Monday, July 25, 2011

Reid/Democrat plan to cut deficit and raise debt ceiling released

CNN just released this summary of the Reid plan which Obama has endorsed

The Reid plan includes $1.2 trillion in spending cuts, including the military budget, as well as $1 trillion in savings from winding down the wars in Iraq and Afghanistan. It also calls for $400 billion in reduced interest payments as a result of the spending cuts, and $100 billion in savings in so-called mandatory programs that are funded for multiple years and therefore don't require separate congressional authorization each year.

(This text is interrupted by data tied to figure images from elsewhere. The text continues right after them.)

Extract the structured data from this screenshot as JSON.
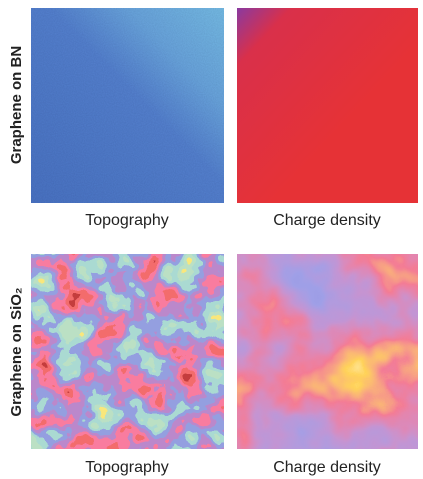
{
  "rows": [
    {
      "label": "Graphene on BN",
      "panels": [
        {
          "caption": "Topography"
        },
        {
          "caption": "Charge density"
        }
      ]
    },
    {
      "label": "Graphene on SiO₂",
      "panels": [
        {
          "caption": "Topography"
        },
        {
          "caption": "Charge density"
        }
      ]
    }
  ]
}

In addition, the Reid plan calls for establishing a special congressional committee including members of both chambers and both parties to recommend further deficit reduction steps, including possible reforms to the tax code and entitlement programs such as Medicare and Social Security.

The 12-member committee would complete its work in time for the Senate to vote on it, with no amendments allowed, by the end of this year.

Boehner/Republicans immediately rejected the Reid plan according to CNN:

House Speaker John Boehner, R-Ohio,...told reporters that the Reid plan failed to address the major causes of America's mounting federal deficits and debt, including entitlement programs such as Medicare, the government-run health insurance for senior citizens.

"I believe that the plan is full of gimmicks," Boehner said, adding it would not change the government's spending patterns "and it doesn't deal with the biggest drivers of our deficits and debt, and that is entitlement programs."

Reid/Democrats rejected the Republican plan

Both Reid and Sen. Charles Schumer, D-New York, said an alternative plan proposed Monday by House Republicans has no chance of being approved by the Senate. Obama also has threatened to veto the Republican plan.

In contrast, they noted, the components of Reid's plan already have been supported by House Republicans. For example, Schumer said the $1 trillion in savings from winding down the wars in Iraq and Afghanistan has been confirmed by the nonpartisan Congressional Budget Office and was included in a budget plan the House passed with unanimous Republican support earlier this year.

"If they refuse this proposal, it means they want a default, for whatever reason," Schumer said.


STATUS:  Another day ends with no progress toward resolving the debt crisis.  If anything, the prospects of reaching some agreement seem to diminish further.